Storage Operations Footguns¶
Mistakes that cause data loss, corruption, or catastrophic storage outages.
1. Extending the LV but forgetting the filesystem¶
You run lvextend -L +50G /dev/vg/lv. The LV is bigger, but df still shows the old size. The filesystem doesn't know about the extra space. You think it's full when it's not.
Fix: Always follow lvextend with xfs_growfs (XFS) or resize2fs (ext4). Or use lvextend -r which does both in one step.
2. Running fsck on a mounted filesystem¶
You notice corruption warnings. You run fsck /dev/sda1 while it's mounted. fsck modifies filesystem structures while the kernel is also modifying them. You just turned minor corruption into catastrophic corruption.
Fix: Always unmount first, or boot from rescue media. fsck will warn you, but -y (auto-yes) skips the warning.
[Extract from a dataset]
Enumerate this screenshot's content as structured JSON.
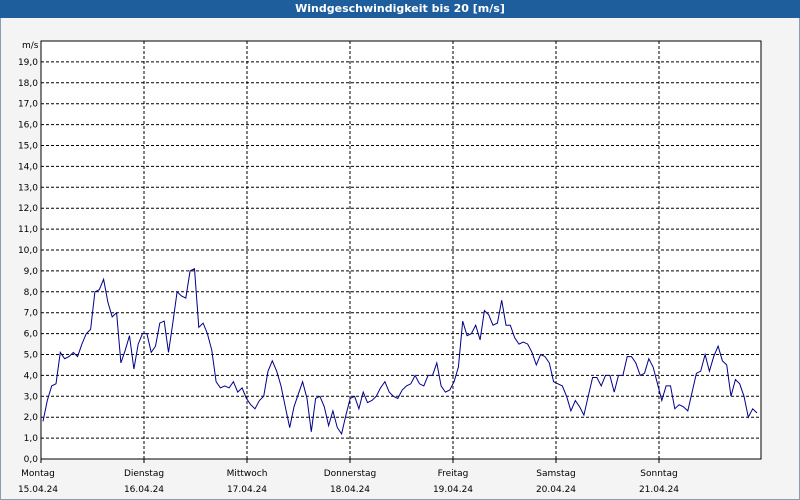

3. NFS hard mount with a dead server¶
You use hard mount (the default). The NFS server goes down. Every process that touches the mount point hangs indefinitely. Your application freezes. You can't even ls the mount point because it blocks forever.
Fix: Use hard,intr (interruptible) or set timeo and retrans to prevent infinite waits. For non-critical data, consider soft mounts. Monitor NFS server health proactively.
4. RAID rebuild during peak I/O¶
A disk fails in your RAID 5 array. You add the replacement disk and rebuild starts automatically. The rebuild saturates I/O bandwidth. Your database performance drops 80%. Users complain.
Fix: Schedule rebuilds during low-I/O windows if possible. Tune rebuild speed:
echo 50000 > /proc/sys/dev/raid/speed_limit_min # Lower = less impact
echo 100000 > /proc/sys/dev/raid/speed_limit_max
5. RAID 5 with large drives and no hot spare¶
You run RAID 5 with 8 TB drives. A drive fails. Rebuild takes 12+ hours. During rebuild, a second drive fails — the array is under stress and reading every sector of every remaining drive. You lose everything.
Fix: Use RAID 6 (tolerates 2 failures) for large drives. Always configure a hot spare so rebuild starts immediately. Monitor SMART proactively and replace drives showing pre-failure signs.
6. Deleting LVM snapshot while it's mounted¶
You lvremove a snapshot that's still mounted. Depending on the kernel version, you get I/O errors, data corruption on the origin volume, or a kernel panic.
Fix: Always umount before lvremove. Check mount | grep snap before removing.
7. Filling /var/log and losing the OS¶
/var/log is on the root partition. A chatty application fills the disk. The OS can't write to /var, syslog fails, cron fails, logins fail. The server is effectively dead.
Fix: Put /var/log on its own partition or LV. Set log rotation and max size. Monitor disk usage and alert at 80%.
8. iSCSI multipath not configured¶
Your server connects to an iSCSI SAN through two network paths for redundancy. But multipath isn't configured. The OS sees the same LUN twice — as /dev/sdb and /dev/sdc. You format both. You've just corrupted the SAN LUN.
Fix: Always configure multipath-tools (dm-multipath) before using iSCSI with multiple paths. Verify with multipath -ll.
9. ZFS pool without ECC RAM¶
You run ZFS for data integrity (checksums, scrubs, self-healing). But your server has non-ECC RAM. A memory bit-flip corrupts data in the ARC cache. ZFS writes the corrupt data to disk and updates the checksum. The corruption is now permanent and "valid."
Fix: Always use ECC RAM with ZFS (or any storage that promises data integrity). Non-ECC undermines the entire checksumming guarantee.
10. No capacity planning¶
Your storage grows 5% per month. You don't monitor the trend. Eight months later, production storage fills up on a Friday night. The application can't write. The database crashes. You emergency-purchase and ship disks over the weekend.
Fix: Track storage growth trends. Alert at 70% with a projected date of exhaustion. Plan capacity quarterly. Build lead time for procurement into your forecasts.